Limits #2

$n( \sqrt[3]{ \frac{1}{n} - 1} + n)$

$= n\Big(( \frac{1}{n} - 1 )^{\frac{1}{3}} + 1^{\frac{1}{3}})$

now $a + b =\frac{ a^{2} + b^{3}}{a^{2} - ab +b^{2}}$

thus

$n ( \frac{( \frac{1}{n} - 1) + 1}{ ( \frac{1}{n} - 1)^{\frac{2}{3}} - (\frac{1}{n} - 1)^{\frac{1}{3}} + 1}) = \frac{1}{3}$

$\displaystyle lim_{n \to \infty } (n^{2} - n^{3})^{\frac{1}{3}} + n$

Now take $-n^{3}$ common from root

$\displaystyle -n(1 - \frac{1}{n})^{\frac{1}{3}} + n$

Now as $n \to \infty$

$\frac{1}{n} \to 0$

Binomial says

$\displaystyle (1 + x)^{n} = 1 + nx$ (when x <<< 1)
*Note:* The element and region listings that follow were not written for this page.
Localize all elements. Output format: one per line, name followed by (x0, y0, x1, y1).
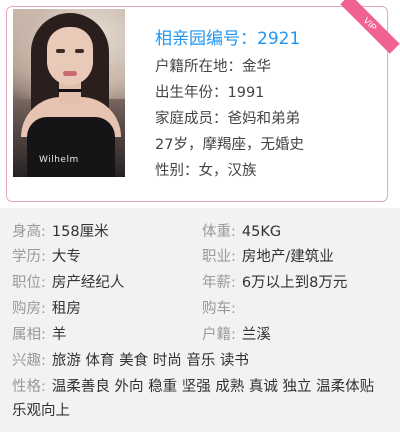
section-divider (0, 208, 400, 216)
zodiac-field: 属相: 羊 (12, 323, 66, 347)
detail-row-position-salary: 职位: 房产经纪人 年薪: 6万以上到8万元 (12, 271, 392, 295)
personality-label: 性格: (12, 379, 46, 395)
position-value: 房产经纪人 (51, 275, 125, 291)
car-field: 购车: (202, 297, 242, 321)
detail-row-education-job: 学历: 大专 职业: 房地产/建筑业 (12, 245, 392, 269)
salary-value: 6万以上到8万元 (241, 275, 348, 291)
hometown-line: 户籍所在地：金华 (155, 59, 271, 75)
birth-year-line: 出生年份：1991 (155, 85, 265, 101)
weight-field: 体重: 45KG (202, 220, 281, 244)
family-line: 家庭成员：爸妈和弟弟 (155, 111, 300, 127)
photo-choker (58, 89, 82, 92)
photo-black-top (27, 117, 115, 177)
height-label: 身高: (12, 224, 46, 240)
weight-label: 体重: (202, 224, 236, 240)
registry-field: 户籍: 兰溪 (202, 323, 271, 347)
salary-label: 年薪: (202, 275, 236, 291)
zodiac-label: 属相: (12, 327, 46, 343)
weight-value: 45KG (241, 224, 282, 240)
detail-row-zodiac-registry: 属相: 羊 户籍: 兰溪 (12, 323, 392, 347)
house-field: 购房: 租房 (12, 297, 81, 321)
photo-shirt-print: Wilhelm (39, 155, 79, 165)
hobbies-label: 兴趣: (12, 353, 46, 369)
profile-info: 相亲园编号：2921 户籍所在地：金华 出生年份：1991 家庭成员：爸妈和弟弟… (155, 27, 387, 183)
photo-eye-right (75, 49, 84, 53)
job-label: 职业: (202, 249, 236, 265)
profile-id-title: 相亲园编号：2921 (155, 29, 301, 49)
details-section: 身高: 158厘米 体重: 45KG 学历: 大专 职业: 房地产/建筑业 职位: 房产经… (0, 216, 400, 432)
zodiac-value: 羊 (51, 327, 67, 343)
hobbies-value: 旅游 体育 美食 时尚 音乐 读书 (51, 353, 249, 369)
house-value: 租房 (51, 301, 81, 317)
profile-card: Wilhelm VIP 相亲园编号：2921 户籍所在地：金华 出生年份：199… (6, 0, 400, 202)
photo-eye-left (56, 49, 65, 53)
position-field: 职位: 房产经纪人 (12, 271, 124, 295)
height-field: 身高: 158厘米 (12, 220, 109, 244)
salary-field: 年薪: 6万以上到8万元 (202, 271, 347, 295)
job-field: 职业: 房地产/建筑业 (202, 245, 334, 269)
job-value: 房地产/建筑业 (241, 249, 334, 265)
personality-field: 性格: 温柔善良 外向 稳重 坚强 成熟 真诚 独立 温柔体贴 乐观向上 (12, 375, 392, 423)
registry-label: 户籍: (202, 327, 236, 343)
car-label: 购车: (202, 301, 236, 317)
hobbies-field: 兴趣: 旅游 体育 美食 时尚 音乐 读书 (12, 349, 392, 373)
gender-line: 性别：女，汉族 (155, 163, 257, 179)
education-field: 学历: 大专 (12, 245, 81, 269)
detail-row-house-car: 购房: 租房 购车: (12, 297, 392, 321)
height-value: 158厘米 (51, 224, 109, 240)
position-label: 职位: (12, 275, 46, 291)
education-label: 学历: (12, 249, 46, 265)
photo-lips (63, 71, 77, 76)
summary-line: 27岁，摩羯座，无婚史 (155, 137, 304, 153)
house-label: 购房: (12, 301, 46, 317)
personality-value: 温柔善良 外向 稳重 坚强 成熟 真诚 独立 温柔体贴 乐观向上 (12, 379, 375, 419)
profile-photo[interactable]: Wilhelm (13, 9, 125, 177)
education-value: 大专 (51, 249, 81, 265)
detail-row-height-weight: 身高: 158厘米 体重: 45KG (12, 220, 392, 244)
photo-face (47, 27, 93, 85)
registry-value: 兰溪 (241, 327, 271, 343)
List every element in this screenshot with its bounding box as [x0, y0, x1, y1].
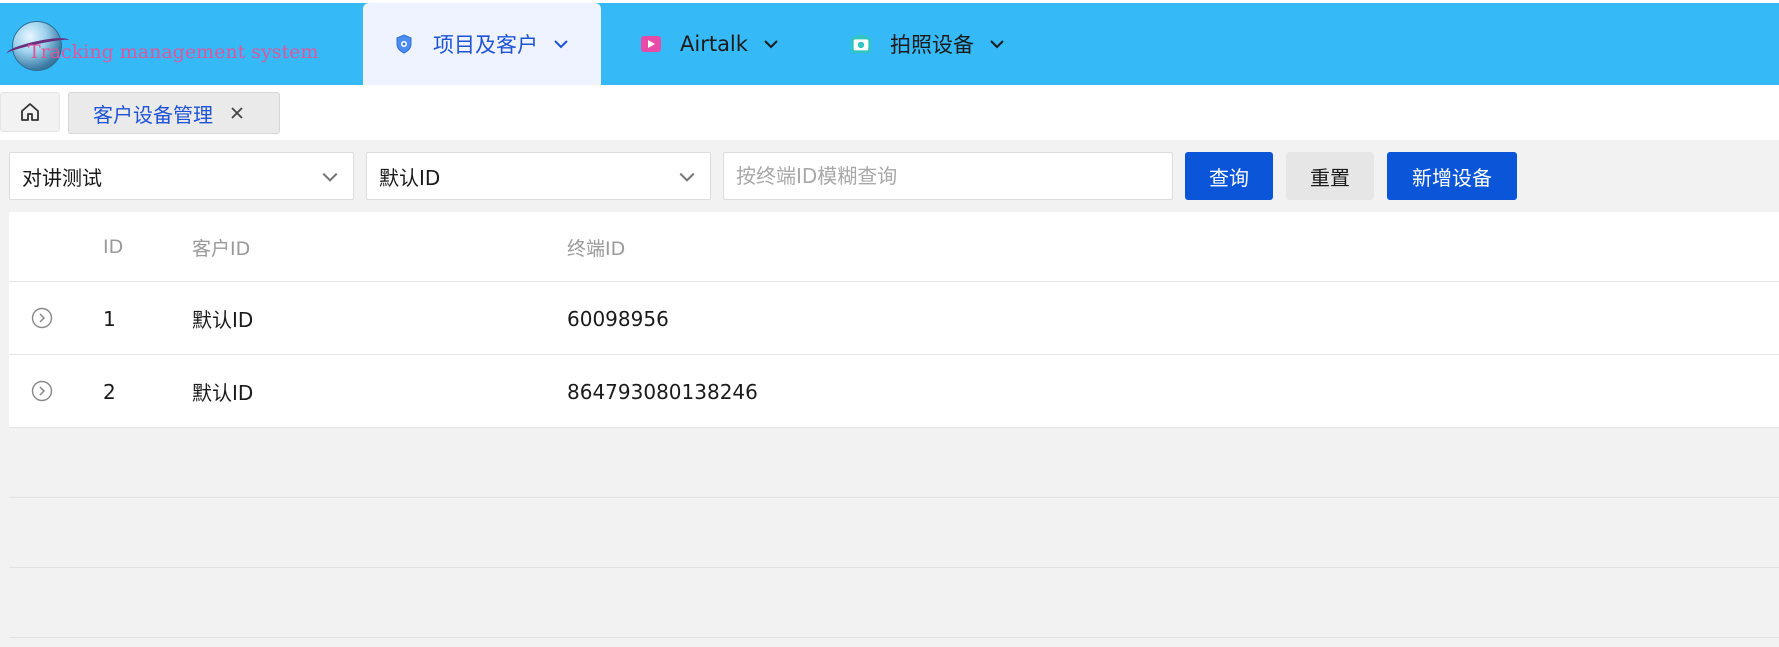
terminal-id-search-input[interactable] — [723, 152, 1173, 200]
chevron-down-icon — [988, 35, 1006, 53]
top-nav-bar: Tracking management system 项目及客户 Airtalk… — [0, 3, 1779, 85]
reset-button[interactable]: 重置 — [1286, 152, 1374, 200]
app-logo[interactable]: Tracking management system — [5, 17, 318, 71]
empty-row — [9, 568, 1779, 638]
cell-customer-id: 默认ID — [192, 381, 254, 405]
expand-row-icon[interactable] — [31, 380, 53, 402]
close-icon[interactable] — [229, 105, 245, 121]
cell-terminal-id: 60098956 — [567, 306, 669, 331]
nav-item-label: 拍照设备 — [890, 33, 974, 57]
empty-row — [9, 498, 1779, 568]
table-row[interactable]: 1 默认ID 60098956 — [9, 282, 1779, 355]
query-button[interactable]: 查询 — [1185, 152, 1273, 200]
nav-item-label: 项目及客户 — [433, 33, 538, 57]
tab-label: 客户设备管理 — [93, 102, 213, 127]
cell-customer-id: 默认ID — [192, 308, 254, 332]
camera-icon — [850, 33, 872, 55]
shield-icon — [393, 33, 415, 55]
device-table: ID 客户ID 终端ID 1 默认ID 60098956 2 默认ID 8647… — [9, 212, 1779, 638]
project-select[interactable]: 对讲测试 — [9, 152, 354, 200]
customer-select[interactable]: 默认ID — [366, 152, 711, 200]
project-select-value: 对讲测试 — [22, 165, 102, 190]
cell-id: 1 — [103, 306, 116, 331]
cell-id: 2 — [103, 379, 116, 404]
add-device-button[interactable]: 新增设备 — [1387, 152, 1517, 200]
chevron-down-icon — [762, 35, 780, 53]
video-icon — [640, 33, 662, 55]
logo-text: Tracking management system — [28, 41, 319, 63]
nav-item-label: Airtalk — [680, 32, 748, 56]
column-header-terminal-id: 终端ID — [567, 237, 626, 260]
nav-item-projects-customers[interactable]: 项目及客户 — [363, 3, 601, 85]
nav-item-photo-devices[interactable]: 拍照设备 — [850, 3, 1050, 85]
tab-customer-device-management[interactable]: 客户设备管理 — [68, 92, 280, 134]
column-header-id: ID — [103, 236, 124, 258]
chevron-down-icon — [552, 35, 570, 53]
page-tabs-bar: 客户设备管理 — [0, 85, 1779, 140]
customer-select-value: 默认ID — [379, 165, 441, 190]
chevron-down-icon — [322, 172, 338, 182]
home-icon — [21, 103, 39, 121]
expand-row-icon[interactable] — [31, 307, 53, 329]
table-header: ID 客户ID 终端ID — [9, 212, 1779, 282]
content-area: 对讲测试 默认ID 查询 重置 新增设备 ID 客户ID 终端ID 1 默认ID… — [0, 140, 1779, 647]
cell-terminal-id: 864793080138246 — [567, 379, 758, 404]
table-row[interactable]: 2 默认ID 864793080138246 — [9, 355, 1779, 428]
chevron-down-icon — [679, 172, 695, 182]
home-tab[interactable] — [0, 92, 60, 132]
empty-row — [9, 428, 1779, 498]
column-header-customer-id: 客户ID — [192, 237, 251, 260]
nav-item-airtalk[interactable]: Airtalk — [640, 3, 820, 85]
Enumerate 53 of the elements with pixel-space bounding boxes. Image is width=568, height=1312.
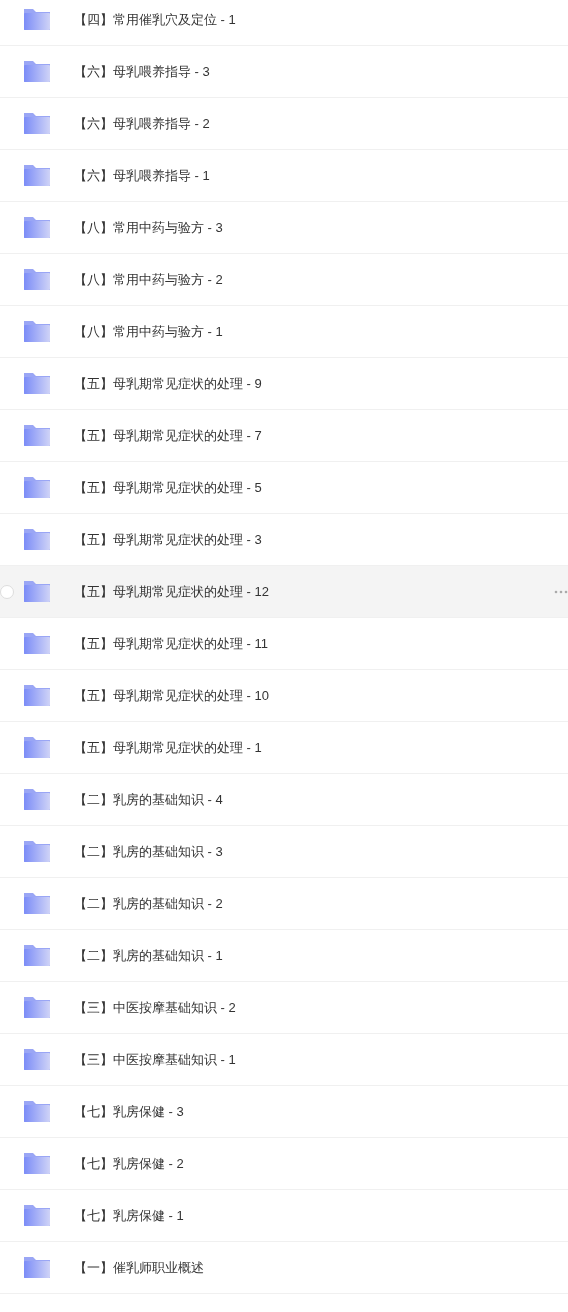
- folder-name[interactable]: 【五】母乳期常见症状的处理 - 5: [74, 477, 262, 498]
- folder-icon: [23, 320, 51, 343]
- folder-icon: [23, 528, 51, 551]
- folder-icon: [23, 736, 51, 759]
- folder-icon: [23, 1204, 51, 1227]
- folder-name[interactable]: 【五】母乳期常见症状的处理 - 1: [74, 737, 262, 758]
- folder-name[interactable]: 【七】乳房保健 - 1: [74, 1205, 184, 1226]
- more-icon[interactable]: [554, 590, 568, 594]
- folder-icon: [23, 8, 51, 31]
- folder-name[interactable]: 【五】母乳期常见症状的处理 - 12: [74, 581, 269, 602]
- folder-icon: [23, 788, 51, 811]
- folder-name[interactable]: 【五】母乳期常见症状的处理 - 10: [74, 685, 269, 706]
- folder-icon: [23, 216, 51, 239]
- folder-name[interactable]: 【六】母乳喂养指导 - 3: [74, 61, 210, 82]
- folder-name[interactable]: 【八】常用中药与验方 - 1: [74, 321, 223, 342]
- folder-name[interactable]: 【五】母乳期常见症状的处理 - 7: [74, 425, 262, 446]
- folder-name[interactable]: 【三】中医按摩基础知识 - 1: [74, 1049, 236, 1070]
- select-checkbox[interactable]: [0, 585, 14, 599]
- folder-name[interactable]: 【二】乳房的基础知识 - 2: [74, 893, 223, 914]
- folder-icon: [23, 424, 51, 447]
- folder-icon: [23, 996, 51, 1019]
- folder-name[interactable]: 【七】乳房保健 - 3: [74, 1101, 184, 1122]
- folder-icon: [23, 60, 51, 83]
- folder-icon: [23, 112, 51, 135]
- folder-icon: [23, 1152, 51, 1175]
- folder-name[interactable]: 【七】乳房保健 - 2: [74, 1153, 184, 1174]
- folder-icon: [23, 1048, 51, 1071]
- folder-name[interactable]: 【五】母乳期常见症状的处理 - 11: [74, 633, 269, 654]
- folder-icon: [23, 632, 51, 655]
- folder-icon: [23, 944, 51, 967]
- folder-icon: [23, 164, 51, 187]
- folder-icon: [23, 840, 51, 863]
- folder-name[interactable]: 【八】常用中药与验方 - 3: [74, 217, 223, 238]
- folder-name[interactable]: 【二】乳房的基础知识 - 4: [74, 789, 223, 810]
- folder-icon: [23, 476, 51, 499]
- folder-name[interactable]: 【二】乳房的基础知识 - 3: [74, 841, 223, 862]
- folder-row[interactable]: 【五】母乳期常见症状的处理 - 12: [0, 566, 568, 618]
- folder-name[interactable]: 【三】中医按摩基础知识 - 2: [74, 997, 236, 1018]
- folder-icon: [23, 1256, 51, 1279]
- folder-name[interactable]: 【五】母乳期常见症状的处理 - 9: [74, 373, 262, 394]
- folder-name[interactable]: 【二】乳房的基础知识 - 1: [74, 945, 223, 966]
- folder-icon: [23, 580, 51, 603]
- folder-name[interactable]: 【一】催乳师职业概述: [74, 1257, 204, 1278]
- folder-name[interactable]: 【六】母乳喂养指导 - 1: [74, 165, 210, 186]
- folder-name[interactable]: 【五】母乳期常见症状的处理 - 3: [74, 529, 262, 550]
- folder-icon: [23, 1100, 51, 1123]
- folder-icon: [23, 892, 51, 915]
- folder-icon: [23, 268, 51, 291]
- folder-name[interactable]: 【六】母乳喂养指导 - 2: [74, 113, 210, 134]
- folder-name[interactable]: 【八】常用中药与验方 - 2: [74, 269, 223, 290]
- folder-icon: [23, 372, 51, 395]
- folder-name[interactable]: 【四】常用催乳穴及定位 - 1: [74, 9, 236, 30]
- folder-icon: [23, 684, 51, 707]
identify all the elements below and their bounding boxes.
$\displaystyle \lim_{n \to \infty} -n( 1 - \frac{1}{3n}) + n = -n + \frac{1}{3} + n = \boxed{\frac{1}{3}}$

$\begin{aligned} L & = \lim_{n \to \infty} \left(\sqrt[3]{n^2-n^3} + n \right) \\ & = \lim_{n \to \infty} n \left(\sqrt[3]{\frac 1n -1} + 1 \right) \\ & = \lim_{n \to \infty} n \left(1 - {\color{#3D99F6} \sqrt[3]{1- \frac 1n}} \right) & \small \color{#3D99F6} \text{By Taylor's series expansion} \\ & = \lim_{n \to \infty} n \left(1 - {\color{#3D99F6} \left(1- \frac 1{3n} - \frac 1{9n^2} - \frac 5{81n^3} - \cdots \right)} \right) \\ & = \lim_{n \to \infty} \left( \frac 13 + \frac 1{9n} + \frac 5{81n^2} + \cdots \right) \\ & = \frac 13 \end{aligned}$

Therefore, $a+b=1+3=\boxed{4}$ .

$\begin{aligned} L &= \displaystyle \lim_{n \to \infty} \sqrt[3]{n^2- n^3} + n \\ &= \lim_{n \to \infty} n \sqrt[3]{\dfrac1n -1} + n \\ &= \lim_{n \to \infty} n \left( \sqrt[3]{\dfrac1n -1} + 1 \right) \\ &= \lim_{n \to \infty} \dfrac{\sqrt[3]{\frac1n -1} + 1}{\frac1n} & \small\color{#3D99F6}{\dfrac00 \text{ case so apply L'Hopital's Rule}} \\ &= \lim_{n \to \infty} \dfrac 13 \cdot {\left( \dfrac1n -1 \right)}^{{-2}/{3}} \\ &= \boxed{\dfrac 13} \end{aligned}$

In getting the closest value (though not exactly), I let infinity be equal to 999999.. Upon substituting, I got the answer 0.333... which is equal to 1/3.. hence, 1+3=4..